Shelley Widhalm

Getting out of writer’s block with freewriting

In Writer's Block, Writing, Writing Discipline, Writing Processes on February 28, 2016 at 11:00 am

DinneratHouse3 12-15I love to write, but it can be a struggle.

Writer’s block is the common term for not being able to write as the writer faces the black page or the middle of a project. Is it a matter of losing the inspiration or motivation to write, or not having the time and space? Is it wanting to write but not being able to access the words? Is it not having anything new to think about or ways to describe things? Or is it not knowing where to go next?

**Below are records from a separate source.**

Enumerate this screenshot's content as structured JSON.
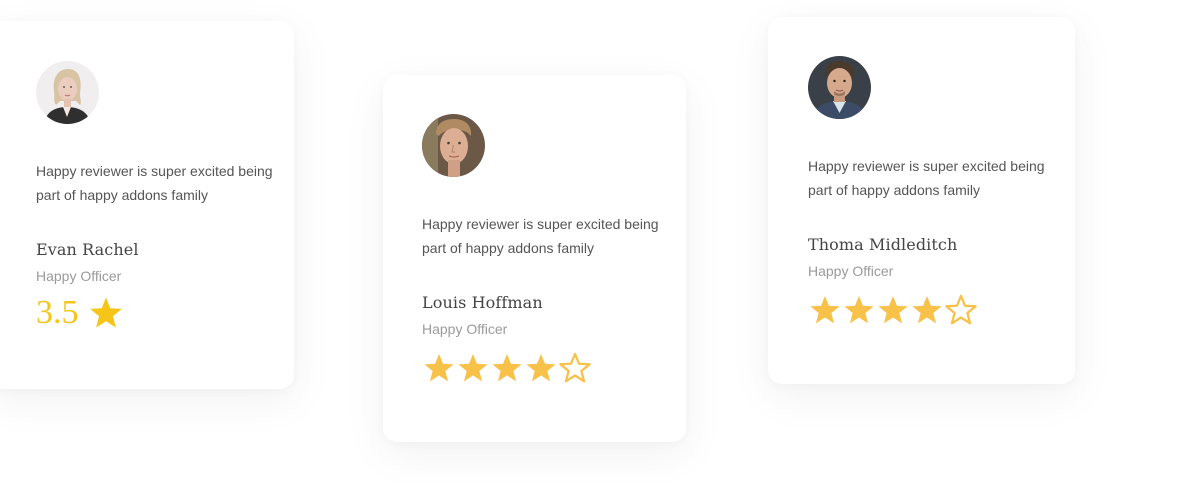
{
  "colors": {
    "star": "#f7c14a",
    "rating_number": "#f5c518",
    "card_bg": "#ffffff"
  },
  "cards": [
    {
      "review": "Happy reviewer is super excited being part of happy addons family",
      "name": "Evan Rachel",
      "role": "Happy Officer",
      "rating": 3.5,
      "rating_display": "3.5",
      "rating_style": "number-with-star"
    },
    {
      "review": "Happy reviewer is super excited being part of happy addons family",
      "name": "Louis Hoffman",
      "role": "Happy Officer",
      "rating": 4,
      "max_rating": 5,
      "rating_style": "stars"
    },
    {
      "review": "Happy reviewer is super excited being part of happy addons family",
      "name": "Thoma Midleditch",
      "role": "Happy Officer",
      "rating": 4,
      "max_rating": 5,
      "rating_style": "stars"
    }
  ]
}
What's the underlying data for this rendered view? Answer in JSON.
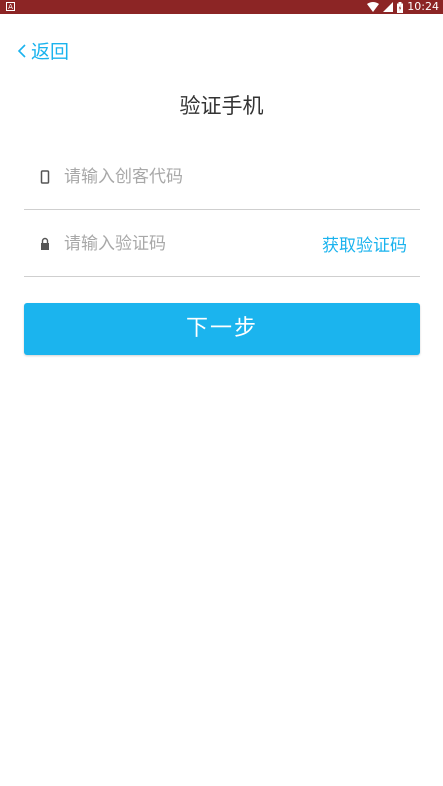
{
  "status_bar": {
    "app_badge": "A",
    "time": "10:24",
    "icons": [
      "wifi-icon",
      "signal-icon",
      "battery-icon"
    ]
  },
  "nav": {
    "back_label": "返回"
  },
  "page": {
    "title": "验证手机"
  },
  "form": {
    "code_field": {
      "placeholder": "请输入创客代码",
      "value": "",
      "icon": "phone-icon"
    },
    "verify_field": {
      "placeholder": "请输入验证码",
      "value": "",
      "icon": "lock-icon"
    },
    "get_code_label": "获取验证码",
    "next_label": "下一步"
  },
  "colors": {
    "status_bar": "#8c2525",
    "accent": "#1ab3ee",
    "button": "#1bb4ee",
    "divider": "#cfcfcf"
  }
}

Every time I face writer’s block, I engage in a little bit of B.S., my form of freewriting where I don’t care about anything but putting one word after another, placing speed above content.

Over the past week, I wanted to write a couple of short stories after finishing a novel in January and not wanting to edit/revise it—not my favorite part of the writing process, though I love to edit other people’s work. So, I made up my own prompt—I’ve used prompts multiple times as a freewriting, block-freeing exercise—and found it to be particularly successful.

I picked a setting and a situation and started writing. Twice, I selected a coffee shop and for the situations, a bad date gone worse and a mother-daughter argument turning to forgiveness. For the third prompt, I engaged in freewriting with another writer—she picked the setting of a forest, and I picked a camping trip.

With all three freewriting exercises, I let go of my editor self and just started writing, not thinking too hard with my characters already in a situation and not having to come up with some great plot idea. I let them act and talk, not analyzing what they said and how their words and gestures revealed personality, behavior and motivation.

Freewriting allows for free association as you let the mind go. It’s a way to get ideas for a short story or a novel you’re already working on. It’s a way to think of new ways to describe your characters and come up with new plot elements or snippets of dialog. It’s a way to get into a scene but not worry about its importance to the overall story, or if what you write can stand up as a short story.

When the prompts have nothing to do with your current project, it allows you to think of your writing in new ways. Sometimes ideas come, and you discover where and how you can use those ideas. If you get something down, it can be rough, and then with the editing and revision process, you can give it shape.

It’s process, then product.

It’s at the subconscious level coming out, then the more careful conscious cutting and pasting and crafting into the shape of story.